Dane Dougan is the chief executive of Autism New Zealand. In this profile, we learn more about New Zealand's autism community and the great efforts to promote inclusion, support employment, and more.
Tell us about yourself.
I grew up in Lower Hutt, New Zealand, not far from where the Autism New Zealand national office building is now. I'm married with three kids, and love sports — especially rugby. In New Zealand lots of communities are focused around local sports clubs; whole families get involved and I really enjoy that aspect, as well as playing the game. I have undergraduate degrees in accounting and commercial law, and a masters degree in management studies. I've been working as a chief executive for almost 10 years now, and worked in the sports sector before joining Autism New Zealand in 2013.
What is Autism New Zealand and how did you become involved with this organization?
Autism New Zealand is the go-to organisation for all things autism in New Zealand. We have 16 branches throughout the country, and skilled outreach staff at each one. These staff offer individualised support and strategies to empower people with autism and their families.
We offer exceptional education and training programmes throughout the country — for families, and for health and education professionals. After having kids, it became more important to me to work for an organisation that makes a difference in the community, and I am grateful to Autism New Zealand for providing that opportunity.
What challenges do families affected by autism face in New Zealand, and what support does Autism New Zealand provide?
The first major issue families face is a very long wait for an autism diagnosis. We know that the earlier there is a diagnosis, the better the outcome for the child — in terms of placing appropriate supports and accessing services and subsidies. In New Zealand, the waiting times vary from region to region, but can be up to 18 months. And there are very few services offered for adults, for diagnosis or follow-up support.
Once they have an ASD diagnosis, families discover there are myriad services offered by different NGOs (non-government organisations) and health, education, and welfare government bodies here in New Zealand. Navigating these systems, and getting the best out of them can be very complicated. Our staff are really knowledgeable about what's available, and how to access it. Again — as there is lots of regional variation, the fact that our branch staff are really clued in about their local communities makes a massive difference.
Autism New Zealand hosts a number of programs, like Way to Play, that support parents and caregivers. What activities, resources, and programs have been most appreciated in your community?
Our Way to Play programme is definitely very popular — it's incredible to watch the change in people throughout the course. As a dad myself, I think Way to Play is brilliant. I love to have fun with my kids, and we know that lots of parents, caregivers and teachers find it really hard to 'play' with a child with autism. On this course we show them really simple strategies to start to play, and increase their child's general engagement. The feedback we have from this course (and all our others) is remarkable — people regularly get in touch to let us know how much their engagement with their child has improved.

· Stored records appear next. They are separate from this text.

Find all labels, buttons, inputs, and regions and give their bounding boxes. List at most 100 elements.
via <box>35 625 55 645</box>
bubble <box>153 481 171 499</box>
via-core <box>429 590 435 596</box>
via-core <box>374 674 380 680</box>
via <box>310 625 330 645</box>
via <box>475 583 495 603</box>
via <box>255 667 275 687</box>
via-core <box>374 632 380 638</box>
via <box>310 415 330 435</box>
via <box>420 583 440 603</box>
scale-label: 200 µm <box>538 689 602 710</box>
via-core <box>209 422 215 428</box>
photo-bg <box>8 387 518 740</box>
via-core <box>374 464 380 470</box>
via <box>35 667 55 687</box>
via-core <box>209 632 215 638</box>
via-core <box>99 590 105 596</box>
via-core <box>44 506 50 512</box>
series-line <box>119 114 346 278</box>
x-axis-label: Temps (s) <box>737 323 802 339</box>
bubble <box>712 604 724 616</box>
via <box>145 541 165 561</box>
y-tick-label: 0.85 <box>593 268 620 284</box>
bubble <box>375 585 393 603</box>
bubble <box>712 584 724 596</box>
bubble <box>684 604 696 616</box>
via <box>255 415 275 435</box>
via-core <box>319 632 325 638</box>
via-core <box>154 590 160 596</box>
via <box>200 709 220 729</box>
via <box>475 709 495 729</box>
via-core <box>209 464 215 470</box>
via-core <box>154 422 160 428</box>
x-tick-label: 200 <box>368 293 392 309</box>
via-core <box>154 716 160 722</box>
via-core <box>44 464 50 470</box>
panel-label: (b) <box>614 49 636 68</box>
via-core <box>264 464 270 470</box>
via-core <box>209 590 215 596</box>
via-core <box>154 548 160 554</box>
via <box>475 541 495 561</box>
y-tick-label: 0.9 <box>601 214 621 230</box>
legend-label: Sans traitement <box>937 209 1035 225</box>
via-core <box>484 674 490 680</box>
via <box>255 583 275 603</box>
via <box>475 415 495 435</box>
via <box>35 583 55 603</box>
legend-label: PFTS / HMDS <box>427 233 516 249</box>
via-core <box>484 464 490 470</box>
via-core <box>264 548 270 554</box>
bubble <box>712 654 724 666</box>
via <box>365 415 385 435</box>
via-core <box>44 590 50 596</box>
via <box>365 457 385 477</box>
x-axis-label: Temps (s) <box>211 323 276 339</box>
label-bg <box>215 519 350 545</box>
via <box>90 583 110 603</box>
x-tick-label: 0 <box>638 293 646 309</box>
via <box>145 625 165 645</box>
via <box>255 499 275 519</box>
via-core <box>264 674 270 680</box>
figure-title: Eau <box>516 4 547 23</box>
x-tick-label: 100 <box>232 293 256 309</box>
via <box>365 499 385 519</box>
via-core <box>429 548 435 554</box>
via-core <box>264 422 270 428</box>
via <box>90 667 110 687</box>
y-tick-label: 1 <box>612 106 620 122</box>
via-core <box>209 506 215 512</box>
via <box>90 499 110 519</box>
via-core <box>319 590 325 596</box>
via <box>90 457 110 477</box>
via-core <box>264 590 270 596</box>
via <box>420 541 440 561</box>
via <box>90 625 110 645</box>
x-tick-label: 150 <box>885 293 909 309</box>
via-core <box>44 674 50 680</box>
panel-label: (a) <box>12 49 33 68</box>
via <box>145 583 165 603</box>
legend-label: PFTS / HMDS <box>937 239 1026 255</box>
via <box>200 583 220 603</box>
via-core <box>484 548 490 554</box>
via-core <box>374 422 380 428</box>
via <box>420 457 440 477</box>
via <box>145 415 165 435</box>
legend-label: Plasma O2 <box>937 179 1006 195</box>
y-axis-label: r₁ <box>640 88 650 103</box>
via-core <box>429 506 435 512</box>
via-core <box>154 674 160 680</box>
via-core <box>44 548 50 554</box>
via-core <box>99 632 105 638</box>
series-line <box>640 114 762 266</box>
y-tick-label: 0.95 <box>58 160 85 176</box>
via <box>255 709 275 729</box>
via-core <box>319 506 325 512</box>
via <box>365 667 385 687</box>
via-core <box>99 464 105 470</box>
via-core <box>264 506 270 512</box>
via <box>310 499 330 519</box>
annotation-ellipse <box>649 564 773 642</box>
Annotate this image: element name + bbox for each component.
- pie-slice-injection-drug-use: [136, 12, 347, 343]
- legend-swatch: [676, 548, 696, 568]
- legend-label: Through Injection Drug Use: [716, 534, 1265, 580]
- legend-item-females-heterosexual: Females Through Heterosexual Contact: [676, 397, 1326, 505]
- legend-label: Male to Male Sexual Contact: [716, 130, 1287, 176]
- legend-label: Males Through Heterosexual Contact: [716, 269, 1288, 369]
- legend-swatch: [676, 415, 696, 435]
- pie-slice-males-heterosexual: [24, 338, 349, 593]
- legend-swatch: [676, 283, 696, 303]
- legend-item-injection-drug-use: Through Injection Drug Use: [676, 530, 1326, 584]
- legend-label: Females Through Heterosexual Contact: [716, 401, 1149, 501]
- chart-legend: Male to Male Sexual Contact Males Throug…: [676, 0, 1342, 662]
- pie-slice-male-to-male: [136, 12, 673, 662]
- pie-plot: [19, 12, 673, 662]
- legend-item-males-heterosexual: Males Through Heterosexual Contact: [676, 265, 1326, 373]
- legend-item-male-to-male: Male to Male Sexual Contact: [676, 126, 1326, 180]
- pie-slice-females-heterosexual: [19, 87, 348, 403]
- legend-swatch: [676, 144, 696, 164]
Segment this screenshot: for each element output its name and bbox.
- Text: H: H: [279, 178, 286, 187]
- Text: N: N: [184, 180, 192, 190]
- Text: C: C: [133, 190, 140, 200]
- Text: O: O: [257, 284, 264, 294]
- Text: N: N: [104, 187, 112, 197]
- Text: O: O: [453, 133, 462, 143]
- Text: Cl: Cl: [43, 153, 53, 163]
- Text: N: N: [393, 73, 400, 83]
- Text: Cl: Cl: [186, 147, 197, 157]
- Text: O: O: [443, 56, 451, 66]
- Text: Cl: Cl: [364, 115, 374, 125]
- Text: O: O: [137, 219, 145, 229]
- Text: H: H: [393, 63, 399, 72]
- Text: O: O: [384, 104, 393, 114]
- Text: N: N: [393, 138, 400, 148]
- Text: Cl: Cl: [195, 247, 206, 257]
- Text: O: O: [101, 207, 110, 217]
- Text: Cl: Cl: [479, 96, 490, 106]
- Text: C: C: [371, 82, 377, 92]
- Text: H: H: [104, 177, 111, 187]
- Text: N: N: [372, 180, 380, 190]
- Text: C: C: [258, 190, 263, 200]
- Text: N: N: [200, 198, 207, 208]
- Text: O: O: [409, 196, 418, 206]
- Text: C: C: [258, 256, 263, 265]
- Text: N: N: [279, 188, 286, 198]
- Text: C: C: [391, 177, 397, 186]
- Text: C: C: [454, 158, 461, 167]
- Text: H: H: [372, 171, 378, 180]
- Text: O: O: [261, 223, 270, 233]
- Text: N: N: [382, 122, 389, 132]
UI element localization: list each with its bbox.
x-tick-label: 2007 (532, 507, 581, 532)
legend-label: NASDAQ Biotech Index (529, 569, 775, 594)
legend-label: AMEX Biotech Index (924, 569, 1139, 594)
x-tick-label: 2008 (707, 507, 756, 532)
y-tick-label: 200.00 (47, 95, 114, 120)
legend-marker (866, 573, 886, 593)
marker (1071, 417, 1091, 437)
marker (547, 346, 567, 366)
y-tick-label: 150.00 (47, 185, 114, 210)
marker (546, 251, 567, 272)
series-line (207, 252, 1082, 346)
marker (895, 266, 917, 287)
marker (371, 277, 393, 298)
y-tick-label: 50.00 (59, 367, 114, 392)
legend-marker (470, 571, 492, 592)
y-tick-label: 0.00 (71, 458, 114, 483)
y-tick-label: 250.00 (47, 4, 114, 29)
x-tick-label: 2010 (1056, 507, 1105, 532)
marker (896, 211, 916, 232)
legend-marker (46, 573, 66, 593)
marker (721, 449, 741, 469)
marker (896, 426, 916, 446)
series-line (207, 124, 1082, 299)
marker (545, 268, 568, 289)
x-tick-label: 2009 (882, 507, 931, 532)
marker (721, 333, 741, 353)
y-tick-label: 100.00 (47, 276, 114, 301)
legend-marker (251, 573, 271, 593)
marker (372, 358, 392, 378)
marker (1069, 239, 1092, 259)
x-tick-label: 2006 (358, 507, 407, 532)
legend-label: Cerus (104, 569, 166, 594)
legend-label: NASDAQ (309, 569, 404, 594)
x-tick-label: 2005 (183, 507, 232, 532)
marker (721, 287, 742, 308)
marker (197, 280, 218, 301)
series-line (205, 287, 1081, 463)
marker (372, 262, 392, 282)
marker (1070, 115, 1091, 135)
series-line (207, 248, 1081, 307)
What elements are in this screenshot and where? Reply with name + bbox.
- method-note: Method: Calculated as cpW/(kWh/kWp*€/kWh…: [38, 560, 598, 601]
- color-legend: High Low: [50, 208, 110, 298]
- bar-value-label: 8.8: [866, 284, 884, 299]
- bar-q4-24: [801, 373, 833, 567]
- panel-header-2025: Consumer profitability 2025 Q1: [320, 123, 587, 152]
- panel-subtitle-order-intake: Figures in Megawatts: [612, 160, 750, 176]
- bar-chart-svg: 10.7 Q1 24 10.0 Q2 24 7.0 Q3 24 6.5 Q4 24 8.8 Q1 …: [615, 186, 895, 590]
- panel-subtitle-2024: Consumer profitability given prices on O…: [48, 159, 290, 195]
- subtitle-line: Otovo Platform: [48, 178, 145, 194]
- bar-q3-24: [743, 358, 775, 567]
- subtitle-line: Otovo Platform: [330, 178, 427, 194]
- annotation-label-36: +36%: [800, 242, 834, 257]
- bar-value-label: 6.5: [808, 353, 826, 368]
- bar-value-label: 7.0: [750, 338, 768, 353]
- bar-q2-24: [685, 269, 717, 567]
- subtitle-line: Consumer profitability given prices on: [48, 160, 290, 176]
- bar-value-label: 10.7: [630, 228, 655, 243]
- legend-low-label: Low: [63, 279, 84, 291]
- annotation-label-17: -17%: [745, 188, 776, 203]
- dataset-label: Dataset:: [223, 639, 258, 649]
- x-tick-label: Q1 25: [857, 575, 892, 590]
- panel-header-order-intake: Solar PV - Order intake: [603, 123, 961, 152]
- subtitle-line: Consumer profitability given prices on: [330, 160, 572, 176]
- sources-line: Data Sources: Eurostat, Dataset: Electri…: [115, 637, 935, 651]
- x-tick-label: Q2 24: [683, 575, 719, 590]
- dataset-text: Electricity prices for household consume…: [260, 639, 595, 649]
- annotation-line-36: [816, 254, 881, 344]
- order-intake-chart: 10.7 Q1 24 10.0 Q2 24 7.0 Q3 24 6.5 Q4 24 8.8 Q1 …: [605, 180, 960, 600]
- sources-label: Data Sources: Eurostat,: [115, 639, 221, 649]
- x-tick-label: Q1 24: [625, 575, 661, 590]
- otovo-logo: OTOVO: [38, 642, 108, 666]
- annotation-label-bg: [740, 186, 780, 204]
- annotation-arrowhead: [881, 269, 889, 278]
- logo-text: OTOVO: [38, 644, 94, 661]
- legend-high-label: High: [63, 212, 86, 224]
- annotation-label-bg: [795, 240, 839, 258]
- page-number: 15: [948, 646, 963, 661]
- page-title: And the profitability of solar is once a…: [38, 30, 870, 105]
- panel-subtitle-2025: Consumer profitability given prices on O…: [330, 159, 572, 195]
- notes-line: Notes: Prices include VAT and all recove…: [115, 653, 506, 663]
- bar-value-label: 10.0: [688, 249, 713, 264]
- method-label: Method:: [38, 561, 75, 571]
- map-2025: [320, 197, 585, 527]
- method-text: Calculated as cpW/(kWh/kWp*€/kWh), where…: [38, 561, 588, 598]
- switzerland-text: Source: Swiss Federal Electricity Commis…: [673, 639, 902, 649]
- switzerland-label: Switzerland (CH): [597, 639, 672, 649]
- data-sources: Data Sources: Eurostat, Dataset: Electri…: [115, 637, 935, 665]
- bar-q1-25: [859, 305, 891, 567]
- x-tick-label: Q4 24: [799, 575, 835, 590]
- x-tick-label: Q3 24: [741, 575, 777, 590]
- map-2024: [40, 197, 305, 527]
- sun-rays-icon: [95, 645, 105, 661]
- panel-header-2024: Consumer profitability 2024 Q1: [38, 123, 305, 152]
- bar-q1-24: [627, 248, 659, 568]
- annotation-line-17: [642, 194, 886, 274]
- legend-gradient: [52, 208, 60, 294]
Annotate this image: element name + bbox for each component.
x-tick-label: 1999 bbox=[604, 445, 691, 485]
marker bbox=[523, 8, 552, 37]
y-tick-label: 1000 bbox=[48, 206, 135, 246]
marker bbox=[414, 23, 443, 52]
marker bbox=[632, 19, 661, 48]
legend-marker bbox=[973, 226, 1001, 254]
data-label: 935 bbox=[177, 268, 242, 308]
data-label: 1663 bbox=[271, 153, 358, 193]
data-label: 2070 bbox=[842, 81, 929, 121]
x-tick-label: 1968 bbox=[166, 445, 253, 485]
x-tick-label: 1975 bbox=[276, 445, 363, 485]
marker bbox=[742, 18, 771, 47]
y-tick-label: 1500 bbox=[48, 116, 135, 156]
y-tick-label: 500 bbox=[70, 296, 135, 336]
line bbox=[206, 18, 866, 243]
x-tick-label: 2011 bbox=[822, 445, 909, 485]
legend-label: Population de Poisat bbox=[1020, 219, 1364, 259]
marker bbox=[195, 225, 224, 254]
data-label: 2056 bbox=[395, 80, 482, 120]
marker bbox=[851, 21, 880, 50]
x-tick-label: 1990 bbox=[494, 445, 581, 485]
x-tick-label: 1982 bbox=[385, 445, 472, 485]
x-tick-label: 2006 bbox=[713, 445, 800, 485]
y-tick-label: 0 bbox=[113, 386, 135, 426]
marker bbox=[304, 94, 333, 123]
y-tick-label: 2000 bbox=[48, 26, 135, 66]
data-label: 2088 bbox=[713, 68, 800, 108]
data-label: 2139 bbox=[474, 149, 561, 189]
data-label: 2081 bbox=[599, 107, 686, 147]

In terms of programmes, Autism New Zealand also runs LEGO clubs for slightly older children, where social skills and play are reinforced through carefully guided LEGO activities. Parents and children really love these clubs — kids who may otherwise feel isolated say that the LEGO club is somewhere they feel like they really belong.
In the global autism community, there is a lot of conversation on how to support adults on the autism spectrum — in terms of social inclusion, professional development, and personal independence. In New Zealand, what opportunities and/or challenges do adults on the spectrum experience?
To be honest, the support for adults are not great in New Zealand — it is one of the things we hear most from our community. Adult diagnosis is certainly not prioritised by our health system, and there is often little or no follow-up support available. We know that many adults with autism feel marginalised and are keen to work and get more involved with their communities. Our outreach staff try to support adults with autism to do this and we run support groups for adults in many regions.
We were fortunate to secure a small amount of funding to pilot an employment support service in Auckland and this has gone really well! We've supported 18 people with autism in to work or further training in the last 16 months. We hope to get ongoing funding for this service, and to be able to roll it out to more regions. We acknowledge this is an area where there needs to be improvement, both at a government and an NGO level.
What has been your proudest moment as the CEO of Autism New Zealand? What do you enjoy most about your work?
My proudest moment is a project that's currently underway: the conceptualisation and development of Australasia’s first Autism Resource Centre. This will be a centre with an autism-friendly fit-out, where people with autism can get all their services in one physical location — from diagnosis and therapies, to employment support. We have secured a building (which currently houses our national office and Wellington branch) and are currently working on fundraising for the fit-out! We hope to open in late 2017.
Working at Autism New Zealand, I enjoy the fact that it is easy to get out of bed and go to work every day. I know that as organisation we change lives. In the NGO sector, it can feel like you can never do enough to meet the needs of all the people affected by autism — so any time we get feedback that we've made a difference for one person, one family, one school or community, for me, that's massive.